Benjamin Noble Nomination to the NRHP
GLSPS Takes a New Step in Shipwreck Preservation
Part of the preservation ethic is trying to guarantee that all shipwrecks stay in the public domain. One way of doing that is to place shipwrecks that have historic significance on the National Register of Historic Places. Being on the National Register does not guarantee that an unscrupulous diver can't remove artifacts from the wrecks, but it does establish public ownership of the shipwreck so no one can make an admiralty claim on a wreck and start removing artifacts to sell on EBay or for a personal collection. It also guarantees that pertinent state law on abandoned property can be enforced. Traditionally in Minnesota the State Historic Preservation Office has contracted professional archeologists to do this task. With the state as always in a budget crunch there were no funds to write the Benjamin Noble
nomination. Going through normal government channels, which requires bids, and progress reports, field work, etc. this typically costs $3,000 to $10,000. Getting the nomination process started in a timely manner is critical to establishing ownership of the shipwreck. After the team of shipwreck hunters Jerry Eliason, Randy Beebe, Ken Merryman, and Kraig Smith discovered the Noble, all were interested in protecting and preserving the shipwreck. Working with Scott Anfiinson, Minnesota National Register Archeologist from SHPO and Keith Meverdon, the Wisconsin Underwater Archeologist, the finders and GLSPS forged a plan to raise the money and apply it to getting the Benjamin Noble
in its rightful place with other historically significant shipwrecks.

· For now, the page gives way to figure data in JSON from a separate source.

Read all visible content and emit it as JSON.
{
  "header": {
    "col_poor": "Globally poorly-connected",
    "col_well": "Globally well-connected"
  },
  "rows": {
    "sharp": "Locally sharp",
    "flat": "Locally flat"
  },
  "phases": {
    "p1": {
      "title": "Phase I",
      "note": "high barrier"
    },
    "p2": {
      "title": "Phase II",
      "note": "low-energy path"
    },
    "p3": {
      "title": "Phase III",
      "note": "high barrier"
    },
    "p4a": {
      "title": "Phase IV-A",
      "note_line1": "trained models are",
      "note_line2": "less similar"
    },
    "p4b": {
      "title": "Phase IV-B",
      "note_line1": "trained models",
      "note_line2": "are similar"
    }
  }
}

The plan, which is now been successfully completed, was to contract Jeremy Nienow, a grad student and intern with the Minnesota SHPO, for $1000 to do the research and write the National Register nomination. The wreck finders provided all site information to Jeremy so there was no need for professional field work, another costly task. Steve Daniel did the site drawing based on the animation model developed by Ken Merryman. Scott Anfinson and now David Mather oversaw the process and worked with Jeremy to make sure the nomination criteria was met. Pat Labadie donated his time to consult on some or the more difficult details of the nomination. The Lake Superior Magazine made good on their twenty year old reward of $1000 to the finder of the Benjamin Noble
. The wreck finders all agreed to pass the money directly to GLSPS to manage the funds, which were applied to the cost of the writing the nomination. GLSPS also managed the execution of the contract. Everyone involved stretched a little to make this happen. On Tuesday May 15, 2007 the nomination was unanimously approved by the Minnesota State Review Board, which is the last step before the nomination goes to the National Review Board for final approval. In November 2007 the National Park Service "Keeper of the Register" listed the Benjamin Noble
on the National Register of Historic Places completing this three year project. It is another example of how your organization is taking the right steps to preserve our shipwrecks and do it in a financially responsible way. Our thanks to all involved in the process.